Implementation:Neuml Txtai TextToAudio
| Knowledge Sources | |
|---|---|
| Domains | Audio, Audio Generation, NLP |
| Last Updated | 2026-02-10 01:00 GMT |
Overview
Concrete tool for generating audio from text descriptions provided by txtai.
Description
TextToAudio is a pipeline that generates audio waveforms from text descriptions using Hugging Face "text-to-audio" models. Unlike TextToSpeech which produces speech, this pipeline generates general audio such as music or sound effects based on text prompts. It extends the HFPipeline base class and wraps the Hugging Face text-to-audio pipeline task. The pipeline supports optional resampling to a configurable target sample rate and handles both single string and batch list inputs. It uses the forward_params mechanism to control the maximum number of new tokens (audio length) generated.
Usage
Use TextToAudio when you need to generate non-speech audio from text descriptions, such as creating sound effects from descriptions ("a dog barking"), generating music from text prompts, or producing ambient audio. This differs from TextToSpeech which specifically synthesizes human speech from written text.
Code Reference
Source Location
- Repository: Neuml_Txtai
- File: src/python/txtai/pipeline/audio/texttoaudio.py
Signature
class TextToAudio(HFPipeline):
def __init__(self, path=None, quantize=False, gpu=True, model=None, rate=None, **kwargs)

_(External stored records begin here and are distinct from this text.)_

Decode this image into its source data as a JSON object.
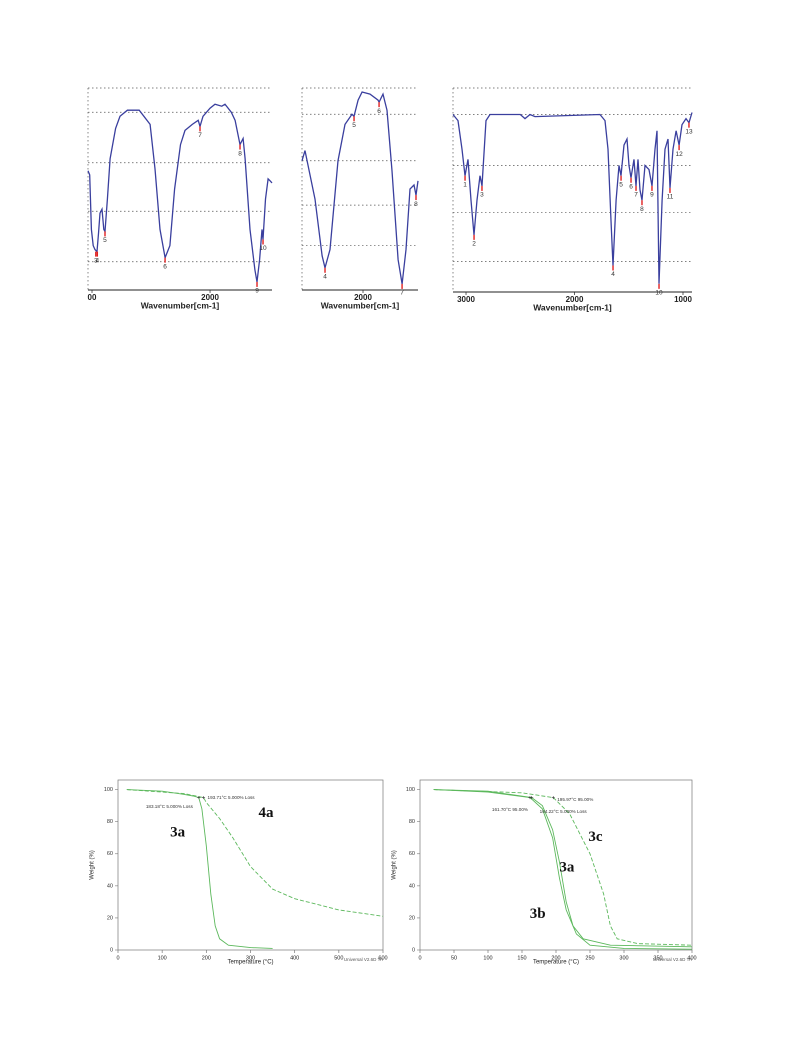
{
  "chart_data": [
    {
      "type": "line",
      "xlabel": "Wavenumber[cm-1]",
      "xlim": [
        3034,
        1475
      ],
      "xticks": [
        {
          "value": 3000,
          "label": "00"
        },
        2000
      ],
      "ylim": [
        0,
        100
      ],
      "grid_y": [
        100,
        88,
        63,
        39,
        14
      ],
      "series": [
        {
          "color": "#3a3f9e",
          "x": [
            3034,
            3020,
            3005,
            2990,
            2975,
            2958,
            2945,
            2932,
            2915,
            2900,
            2890,
            2870,
            2847,
            2800,
            2763,
            2700,
            2600,
            2508,
            2466,
            2424,
            2381,
            2340,
            2300,
            2250,
            2212,
            2150,
            2100,
            2085,
            2060,
            2000,
            1958,
            1900,
            1873,
            1820,
            1788,
            1746,
            1720,
            1703,
            1661,
            1620,
            1602,
            1580,
            1560,
            1551,
            1530,
            1508,
            1490,
            1475
          ],
          "values": [
            59,
            57,
            30,
            22,
            20,
            19,
            28,
            38,
            40,
            30,
            29,
            45,
            65,
            80,
            86,
            89,
            89,
            82,
            60,
            30,
            16,
            22,
            50,
            72,
            79,
            82,
            84,
            81,
            86,
            90,
            92,
            91,
            92,
            88,
            84,
            72,
            75,
            65,
            30,
            10,
            4,
            15,
            30,
            25,
            45,
            55,
            54,
            53
          ]
        }
      ],
      "peaks": [
        {
          "label": "3",
          "x": 2968,
          "y": 19
        },
        {
          "label": "4",
          "x": 2955,
          "y": 19
        },
        {
          "label": "5",
          "x": 2890,
          "y": 29
        },
        {
          "label": "6",
          "x": 2381,
          "y": 16
        },
        {
          "label": "7",
          "x": 2085,
          "y": 81
        },
        {
          "label": "8",
          "x": 1746,
          "y": 72
        },
        {
          "label": "9",
          "x": 1602,
          "y": 4
        },
        {
          "label": "10",
          "x": 1551,
          "y": 25
        }
      ]
    },
    {
      "type": "line",
      "xlabel": "Wavenumber[cm-1]",
      "xlim": [
        2517,
        1534
      ],
      "xticks": [
        2000
      ],
      "ylim": [
        0,
        100
      ],
      "grid_y": [
        100,
        87,
        64,
        42,
        22
      ],
      "series": [
        {
          "color": "#3a3f9e",
          "x": [
            2517,
            2492,
            2407,
            2347,
            2322,
            2280,
            2212,
            2153,
            2093,
            2076,
            2042,
            2008,
            1941,
            1873,
            1864,
            1831,
            1797,
            1754,
            1703,
            1669,
            1636,
            1602,
            1568,
            1551,
            1534
          ],
          "values": [
            64,
            69,
            45,
            17,
            11,
            20,
            64,
            82,
            87,
            86,
            94,
            98,
            97,
            94,
            93,
            97,
            89,
            59,
            15,
            3,
            20,
            50,
            52,
            47,
            54
          ]
        }
      ],
      "peaks": [
        {
          "label": "4",
          "x": 2322,
          "y": 11
        },
        {
          "label": "5",
          "x": 2076,
          "y": 86
        },
        {
          "label": "6",
          "x": 1864,
          "y": 93
        },
        {
          "label": "7",
          "x": 1669,
          "y": 3
        },
        {
          "label": "8",
          "x": 1551,
          "y": 47
        }
      ]
    },
    {
      "type": "line",
      "xlabel": "Wavenumber[cm-1]",
      "xlim": [
        3120,
        917
      ],
      "xticks": [
        3000,
        2000,
        1000
      ],
      "ylim": [
        0,
        100
      ],
      "grid_y": [
        100,
        87,
        62,
        39,
        15
      ],
      "series": [
        {
          "color": "#3a3f9e",
          "x": [
            3120,
            3074,
            3037,
            3009,
            2982,
            2954,
            2926,
            2899,
            2871,
            2853,
            2816,
            2779,
            2500,
            2456,
            2410,
            2364,
            1765,
            1719,
            1691,
            1664,
            1645,
            1617,
            1590,
            1571,
            1544,
            1516,
            1498,
            1479,
            1452,
            1433,
            1415,
            1396,
            1378,
            1350,
            1313,
            1286,
            1258,
            1240,
            1221,
            1193,
            1166,
            1138,
            1120,
            1092,
            1064,
            1036,
            1009,
            972,
            945,
            917
          ],
          "values": [
            87,
            84,
            70,
            57,
            65,
            45,
            28,
            45,
            57,
            52,
            84,
            87,
            87,
            85,
            87,
            86,
            87,
            84,
            70,
            35,
            13,
            45,
            62,
            57,
            72,
            75,
            62,
            56,
            65,
            52,
            65,
            50,
            45,
            62,
            60,
            52,
            70,
            79,
            4,
            45,
            70,
            75,
            51,
            70,
            79,
            72,
            82,
            85,
            83,
            88
          ]
        }
      ],
      "peaks": [
        {
          "label": "1",
          "x": 3009,
          "y": 57
        },
        {
          "label": "2",
          "x": 2926,
          "y": 28
        },
        {
          "label": "3",
          "x": 2853,
          "y": 52
        },
        {
          "label": "4",
          "x": 1645,
          "y": 13
        },
        {
          "label": "5",
          "x": 1571,
          "y": 57
        },
        {
          "label": "6",
          "x": 1479,
          "y": 56
        },
        {
          "label": "7",
          "x": 1433,
          "y": 52
        },
        {
          "label": "8",
          "x": 1378,
          "y": 45
        },
        {
          "label": "9",
          "x": 1286,
          "y": 52
        },
        {
          "label": "10",
          "x": 1221,
          "y": 4
        },
        {
          "label": "11",
          "x": 1120,
          "y": 51
        },
        {
          "label": "12",
          "x": 1036,
          "y": 72
        },
        {
          "label": "13",
          "x": 945,
          "y": 83
        }
      ]
    },
    {
      "type": "line",
      "xlabel": "Temperature (°C)",
      "ylabel": "Weight (%)",
      "footer": "Universal V2.6D TA",
      "xlim": [
        0,
        600
      ],
      "xticks": [
        0,
        100,
        200,
        300,
        400,
        500,
        600
      ],
      "ylim": [
        0,
        106
      ],
      "yticks": [
        0,
        20,
        40,
        60,
        80,
        100
      ],
      "series": [
        {
          "name": "3a",
          "color": "#5cb85c",
          "dashed": false,
          "label_at": [
            135,
            73
          ],
          "x": [
            20,
            100,
            150,
            170,
            183,
            190,
            200,
            210,
            220,
            230,
            250,
            300,
            350
          ],
          "values": [
            100,
            99,
            97,
            96,
            95,
            88,
            65,
            35,
            15,
            7,
            3,
            1.5,
            1
          ]
        },
        {
          "name": "4a",
          "color": "#5cb85c",
          "dashed": false,
          "dash": true,
          "label_at": [
            335,
            85
          ],
          "x": [
            20,
            150,
            193.71,
            200,
            230,
            260,
            300,
            350,
            400,
            500,
            600
          ],
          "values": [
            100,
            97.5,
            95,
            92,
            82,
            70,
            52,
            38,
            32,
            25,
            21
          ]
        }
      ],
      "annotations": [
        {
          "text": "183.18°C 5.000% Loss",
          "x": 183.18,
          "y": 95
        },
        {
          "text": "193.71°C 5.000% Loss",
          "x": 193.71,
          "y": 95
        }
      ]
    },
    {
      "type": "line",
      "xlabel": "Temperature (°C)",
      "ylabel": "Weight (%)",
      "footer": "Universal V2.6D TA",
      "xlim": [
        0,
        400
      ],
      "xticks": [
        0,
        50,
        100,
        150,
        200,
        250,
        300,
        350,
        400
      ],
      "ylim": [
        0,
        106
      ],
      "yticks": [
        0,
        20,
        40,
        60,
        80,
        100
      ],
      "series": [
        {
          "name": "3c",
          "color": "#5cb85c",
          "dash": true,
          "label_at": [
            258,
            70
          ],
          "x": [
            20,
            150,
            195.97,
            220,
            250,
            270,
            280,
            290,
            320,
            400
          ],
          "values": [
            100,
            98,
            95,
            85,
            60,
            35,
            15,
            7,
            4,
            3
          ]
        },
        {
          "name": "3a",
          "color": "#5cb85c",
          "dash": false,
          "label_at": [
            216,
            51
          ],
          "x": [
            20,
            100,
            164.22,
            180,
            195,
            205,
            215,
            225,
            240,
            280,
            400
          ],
          "values": [
            100,
            99,
            95,
            90,
            75,
            55,
            30,
            15,
            7,
            3,
            2
          ]
        },
        {
          "name": "3b",
          "color": "#5cb85c",
          "dash": false,
          "label_at": [
            173,
            22
          ],
          "x": [
            20,
            100,
            161.7,
            180,
            195,
            205,
            215,
            230,
            250,
            300,
            400
          ],
          "values": [
            100,
            98.5,
            95,
            88,
            70,
            45,
            25,
            10,
            3,
            1,
            0.5
          ]
        }
      ],
      "annotations": [
        {
          "text": "195.97°C 95.00%",
          "x": 195.97,
          "y": 95
        },
        {
          "text": "161.70°C 95.00%",
          "x": 161.7,
          "y": 95
        },
        {
          "text": "164.22°C 5.000% Loss",
          "x": 164.22,
          "y": 95
        }
      ]
    }
  ]
}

def __call__(self, text, maxlength=512)
Import
from txtai.pipeline.audio.texttoaudio import TextToAudio
I/O Contract
Inputs
| Name | Type | Required | Description |
|---|---|---|---|
| path | str | No | Model path or Hugging Face repo id for the text-to-audio model. |
| quantize | bool | No | Enable model quantization. Defaults to False. |
| gpu | bool | No | Use GPU acceleration if available. Defaults to True. |
| model | object | No | Optional pre-loaded model instance. |
| rate | int | No | Target sample rate for output audio. When None, uses model's native sample rate. |
| text | str or list | Yes | Text description or list of descriptions to generate audio from. |
| maxlength | int | No | Maximum audio length to generate (in tokens). Defaults to 512. |
Outputs
| Name | Type | Description |
|---|---|---|
| result | tuple(numpy.ndarray, int) | A tuple of (audio waveform as NumPy array, sample rate) for a single text input. |
| results | list of tuple(numpy.ndarray, int) | A list of (audio, sample rate) tuples when input is a list. |
Usage Examples
from txtai.pipeline import TextToAudio
# Create a TextToAudio pipeline
audio_gen = TextToAudio()
# Generate audio from a text description
audio, rate = audio_gen("A cat purring softly")
# Generate audio with a custom max length
audio, rate = audio_gen("Thunder rolling in the distance", maxlength=1024)
# Batch generate audio from multiple descriptions
results = audio_gen(["Birds chirping in the morning", "Rain on a tin roof"])
# Use a specific model with target sample rate
audio_gen_custom = TextToAudio(path="facebook/audiogen-medium", rate=16000)
audio, rate = audio_gen_custom("Ocean waves crashing on a beach")